An anonymous junior agreed with that statement, saying that the pranks are all based in fun. Both students asked to be unnamed because even though the pranks last year are no longer able to be prosecuted, they could still get in significant trouble. All events occurring this year are considered within an active criminal investigation and are not discussed here in detail.

The mother of a Rocky senior said that her house was egged last year, and she said that when a window was left open, an egg was thrown inside. Her child declined to be named, but said that they defended their house with paintball guns with some friends.

“I thought it was pretty fun,” the mother said about her experience with the junior-senior wars. She acknowledged that nothing at her house was broken and that they easily cleaned the eggs off their house using a power washer, and said she would’ve felt different if their was serious vandalism. “The kids were having a great time. I mean, as long as no one gets hurt.”
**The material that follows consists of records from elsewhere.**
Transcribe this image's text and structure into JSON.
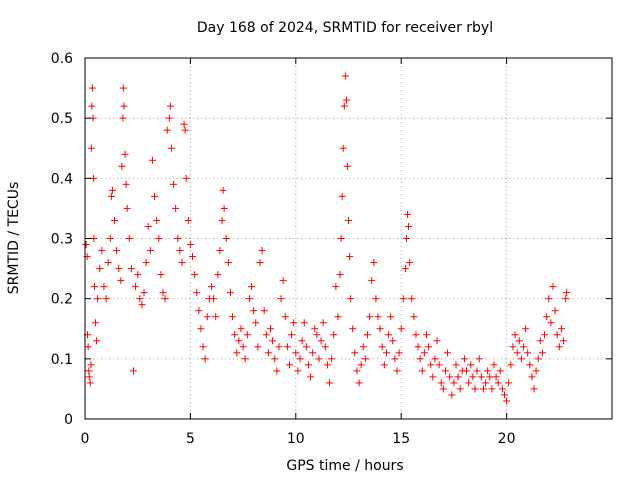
{
  "chart_data": {
    "type": "scatter",
    "title": "Day 168 of 2024, SRMTID for receiver rbyl",
    "xlabel": "GPS time / hours",
    "ylabel": "SRMTID / TECUs",
    "xlim": [
      0,
      25
    ],
    "ylim": [
      0,
      0.6
    ],
    "xticks": [
      0,
      5,
      10,
      15,
      20
    ],
    "xtick_labels": [
      "0",
      "5",
      "10",
      "15",
      "20"
    ],
    "yticks": [
      0,
      0.1,
      0.2,
      0.3,
      0.4,
      0.5,
      0.6
    ],
    "ytick_labels": [
      "0",
      "0.1",
      "0.2",
      "0.3",
      "0.4",
      "0.5",
      "0.6"
    ],
    "grid": true,
    "marker": "plus",
    "color": "#ff0000",
    "series": [
      {
        "name": "SRMTID",
        "points": [
          [
            0.05,
            0.29
          ],
          [
            0.1,
            0.27
          ],
          [
            0.12,
            0.14
          ],
          [
            0.15,
            0.12
          ],
          [
            0.18,
            0.08
          ],
          [
            0.2,
            0.07
          ],
          [
            0.25,
            0.06
          ],
          [
            0.28,
            0.09
          ],
          [
            0.3,
            0.45
          ],
          [
            0.32,
            0.52
          ],
          [
            0.35,
            0.55
          ],
          [
            0.38,
            0.5
          ],
          [
            0.4,
            0.4
          ],
          [
            0.42,
            0.3
          ],
          [
            0.45,
            0.22
          ],
          [
            0.5,
            0.16
          ],
          [
            0.55,
            0.13
          ],
          [
            0.6,
            0.2
          ],
          [
            0.7,
            0.25
          ],
          [
            0.8,
            0.28
          ],
          [
            0.9,
            0.22
          ],
          [
            1.0,
            0.2
          ],
          [
            1.1,
            0.26
          ],
          [
            1.2,
            0.3
          ],
          [
            1.25,
            0.37
          ],
          [
            1.3,
            0.38
          ],
          [
            1.4,
            0.33
          ],
          [
            1.5,
            0.28
          ],
          [
            1.6,
            0.25
          ],
          [
            1.7,
            0.23
          ],
          [
            1.75,
            0.42
          ],
          [
            1.8,
            0.5
          ],
          [
            1.82,
            0.55
          ],
          [
            1.85,
            0.52
          ],
          [
            1.9,
            0.44
          ],
          [
            1.95,
            0.39
          ],
          [
            2.0,
            0.35
          ],
          [
            2.1,
            0.3
          ],
          [
            2.2,
            0.25
          ],
          [
            2.3,
            0.08
          ],
          [
            2.4,
            0.22
          ],
          [
            2.5,
            0.24
          ],
          [
            2.6,
            0.2
          ],
          [
            2.7,
            0.19
          ],
          [
            2.8,
            0.21
          ],
          [
            2.9,
            0.26
          ],
          [
            3.0,
            0.32
          ],
          [
            3.1,
            0.28
          ],
          [
            3.2,
            0.43
          ],
          [
            3.3,
            0.37
          ],
          [
            3.4,
            0.33
          ],
          [
            3.5,
            0.3
          ],
          [
            3.6,
            0.24
          ],
          [
            3.7,
            0.21
          ],
          [
            3.8,
            0.2
          ],
          [
            3.9,
            0.48
          ],
          [
            4.0,
            0.5
          ],
          [
            4.05,
            0.52
          ],
          [
            4.1,
            0.45
          ],
          [
            4.2,
            0.39
          ],
          [
            4.3,
            0.35
          ],
          [
            4.4,
            0.3
          ],
          [
            4.5,
            0.28
          ],
          [
            4.6,
            0.26
          ],
          [
            4.7,
            0.49
          ],
          [
            4.75,
            0.48
          ],
          [
            4.8,
            0.4
          ],
          [
            4.9,
            0.33
          ],
          [
            5.0,
            0.29
          ],
          [
            5.1,
            0.27
          ],
          [
            5.2,
            0.24
          ],
          [
            5.3,
            0.21
          ],
          [
            5.4,
            0.18
          ],
          [
            5.5,
            0.15
          ],
          [
            5.6,
            0.12
          ],
          [
            5.7,
            0.1
          ],
          [
            5.8,
            0.17
          ],
          [
            5.9,
            0.2
          ],
          [
            6.0,
            0.22
          ],
          [
            6.1,
            0.2
          ],
          [
            6.2,
            0.17
          ],
          [
            6.3,
            0.24
          ],
          [
            6.4,
            0.28
          ],
          [
            6.5,
            0.33
          ],
          [
            6.55,
            0.38
          ],
          [
            6.6,
            0.35
          ],
          [
            6.7,
            0.3
          ],
          [
            6.8,
            0.26
          ],
          [
            6.9,
            0.21
          ],
          [
            7.0,
            0.17
          ],
          [
            7.1,
            0.14
          ],
          [
            7.2,
            0.11
          ],
          [
            7.3,
            0.13
          ],
          [
            7.4,
            0.15
          ],
          [
            7.5,
            0.12
          ],
          [
            7.6,
            0.1
          ],
          [
            7.7,
            0.14
          ],
          [
            7.8,
            0.2
          ],
          [
            7.9,
            0.22
          ],
          [
            8.0,
            0.18
          ],
          [
            8.1,
            0.16
          ],
          [
            8.2,
            0.12
          ],
          [
            8.3,
            0.26
          ],
          [
            8.4,
            0.28
          ],
          [
            8.5,
            0.18
          ],
          [
            8.6,
            0.14
          ],
          [
            8.7,
            0.11
          ],
          [
            8.8,
            0.15
          ],
          [
            8.9,
            0.13
          ],
          [
            9.0,
            0.1
          ],
          [
            9.1,
            0.08
          ],
          [
            9.2,
            0.12
          ],
          [
            9.3,
            0.2
          ],
          [
            9.4,
            0.23
          ],
          [
            9.5,
            0.17
          ],
          [
            9.6,
            0.12
          ],
          [
            9.7,
            0.09
          ],
          [
            9.8,
            0.14
          ],
          [
            9.9,
            0.16
          ],
          [
            10.0,
            0.11
          ],
          [
            10.1,
            0.08
          ],
          [
            10.2,
            0.1
          ],
          [
            10.3,
            0.13
          ],
          [
            10.4,
            0.16
          ],
          [
            10.5,
            0.12
          ],
          [
            10.6,
            0.09
          ],
          [
            10.7,
            0.07
          ],
          [
            10.8,
            0.11
          ],
          [
            10.9,
            0.15
          ],
          [
            11.0,
            0.14
          ],
          [
            11.1,
            0.1
          ],
          [
            11.2,
            0.13
          ],
          [
            11.3,
            0.16
          ],
          [
            11.4,
            0.12
          ],
          [
            11.5,
            0.09
          ],
          [
            11.6,
            0.06
          ],
          [
            11.7,
            0.1
          ],
          [
            11.8,
            0.14
          ],
          [
            11.9,
            0.22
          ],
          [
            12.0,
            0.17
          ],
          [
            12.1,
            0.24
          ],
          [
            12.15,
            0.3
          ],
          [
            12.2,
            0.37
          ],
          [
            12.25,
            0.45
          ],
          [
            12.3,
            0.52
          ],
          [
            12.35,
            0.57
          ],
          [
            12.4,
            0.53
          ],
          [
            12.45,
            0.42
          ],
          [
            12.5,
            0.33
          ],
          [
            12.55,
            0.27
          ],
          [
            12.6,
            0.2
          ],
          [
            12.7,
            0.15
          ],
          [
            12.8,
            0.11
          ],
          [
            12.9,
            0.08
          ],
          [
            13.0,
            0.06
          ],
          [
            13.1,
            0.09
          ],
          [
            13.2,
            0.12
          ],
          [
            13.3,
            0.1
          ],
          [
            13.4,
            0.14
          ],
          [
            13.5,
            0.17
          ],
          [
            13.6,
            0.23
          ],
          [
            13.7,
            0.26
          ],
          [
            13.8,
            0.2
          ],
          [
            13.9,
            0.17
          ],
          [
            14.0,
            0.15
          ],
          [
            14.1,
            0.12
          ],
          [
            14.2,
            0.09
          ],
          [
            14.3,
            0.11
          ],
          [
            14.4,
            0.14
          ],
          [
            14.5,
            0.17
          ],
          [
            14.6,
            0.13
          ],
          [
            14.7,
            0.1
          ],
          [
            14.8,
            0.08
          ],
          [
            14.9,
            0.11
          ],
          [
            15.0,
            0.15
          ],
          [
            15.1,
            0.2
          ],
          [
            15.2,
            0.25
          ],
          [
            15.25,
            0.3
          ],
          [
            15.3,
            0.34
          ],
          [
            15.35,
            0.32
          ],
          [
            15.4,
            0.26
          ],
          [
            15.5,
            0.2
          ],
          [
            15.6,
            0.17
          ],
          [
            15.7,
            0.14
          ],
          [
            15.8,
            0.12
          ],
          [
            15.9,
            0.1
          ],
          [
            16.0,
            0.08
          ],
          [
            16.1,
            0.11
          ],
          [
            16.2,
            0.14
          ],
          [
            16.3,
            0.12
          ],
          [
            16.4,
            0.09
          ],
          [
            16.5,
            0.07
          ],
          [
            16.6,
            0.1
          ],
          [
            16.7,
            0.13
          ],
          [
            16.8,
            0.09
          ],
          [
            16.9,
            0.06
          ],
          [
            17.0,
            0.05
          ],
          [
            17.1,
            0.08
          ],
          [
            17.2,
            0.11
          ],
          [
            17.3,
            0.07
          ],
          [
            17.4,
            0.04
          ],
          [
            17.5,
            0.06
          ],
          [
            17.6,
            0.09
          ],
          [
            17.7,
            0.07
          ],
          [
            17.8,
            0.05
          ],
          [
            17.9,
            0.08
          ],
          [
            18.0,
            0.1
          ],
          [
            18.1,
            0.08
          ],
          [
            18.2,
            0.06
          ],
          [
            18.3,
            0.09
          ],
          [
            18.4,
            0.07
          ],
          [
            18.5,
            0.05
          ],
          [
            18.6,
            0.08
          ],
          [
            18.7,
            0.1
          ],
          [
            18.8,
            0.07
          ],
          [
            18.9,
            0.05
          ],
          [
            19.0,
            0.06
          ],
          [
            19.1,
            0.08
          ],
          [
            19.2,
            0.07
          ],
          [
            19.3,
            0.05
          ],
          [
            19.4,
            0.09
          ],
          [
            19.5,
            0.07
          ],
          [
            19.6,
            0.06
          ],
          [
            19.7,
            0.08
          ],
          [
            19.8,
            0.05
          ],
          [
            19.9,
            0.04
          ],
          [
            20.0,
            0.03
          ],
          [
            20.1,
            0.06
          ],
          [
            20.2,
            0.09
          ],
          [
            20.3,
            0.12
          ],
          [
            20.4,
            0.14
          ],
          [
            20.5,
            0.11
          ],
          [
            20.6,
            0.13
          ],
          [
            20.7,
            0.1
          ],
          [
            20.8,
            0.12
          ],
          [
            20.9,
            0.15
          ],
          [
            21.0,
            0.11
          ],
          [
            21.1,
            0.09
          ],
          [
            21.2,
            0.07
          ],
          [
            21.3,
            0.05
          ],
          [
            21.4,
            0.08
          ],
          [
            21.5,
            0.1
          ],
          [
            21.6,
            0.13
          ],
          [
            21.7,
            0.11
          ],
          [
            21.8,
            0.14
          ],
          [
            21.9,
            0.17
          ],
          [
            22.0,
            0.2
          ],
          [
            22.1,
            0.16
          ],
          [
            22.2,
            0.22
          ],
          [
            22.3,
            0.18
          ],
          [
            22.4,
            0.14
          ],
          [
            22.5,
            0.12
          ],
          [
            22.6,
            0.15
          ],
          [
            22.7,
            0.13
          ],
          [
            22.8,
            0.2
          ],
          [
            22.85,
            0.21
          ]
        ]
      }
    ]
  }
}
“It borderlines on inappropriateness, and then actually goes into too inappropriate,” Dean Russell Stapleton said about the pranks. “Part of adolescent is having a hard time determining what are appropriate pranks and pranks that are damaging and/or offensive to the point where it’s hard to recover from.”

“Students using homecoming week, a school activity, as an excuse to damage property or create issues in someone else’s home off campus is a huge concern of mine,” Principal Craig Woodall said. “Often we’ll think it’s just fun, but the people who are cleaning eggs, and cleaning glue, and cleaning things of their car or their house don’t find it as fun.”

Stapleton said that in previous years lawns have been covered in sand, sticky things have been thrown against or around houses, houses have been spray painted with racial slurs, and cars have been damaged. Dr. Woodall went on the PA system Monday to remind students that these pranks were not a good representation of Rocky students, and encouraged students to think about how their pranks might affect the victims.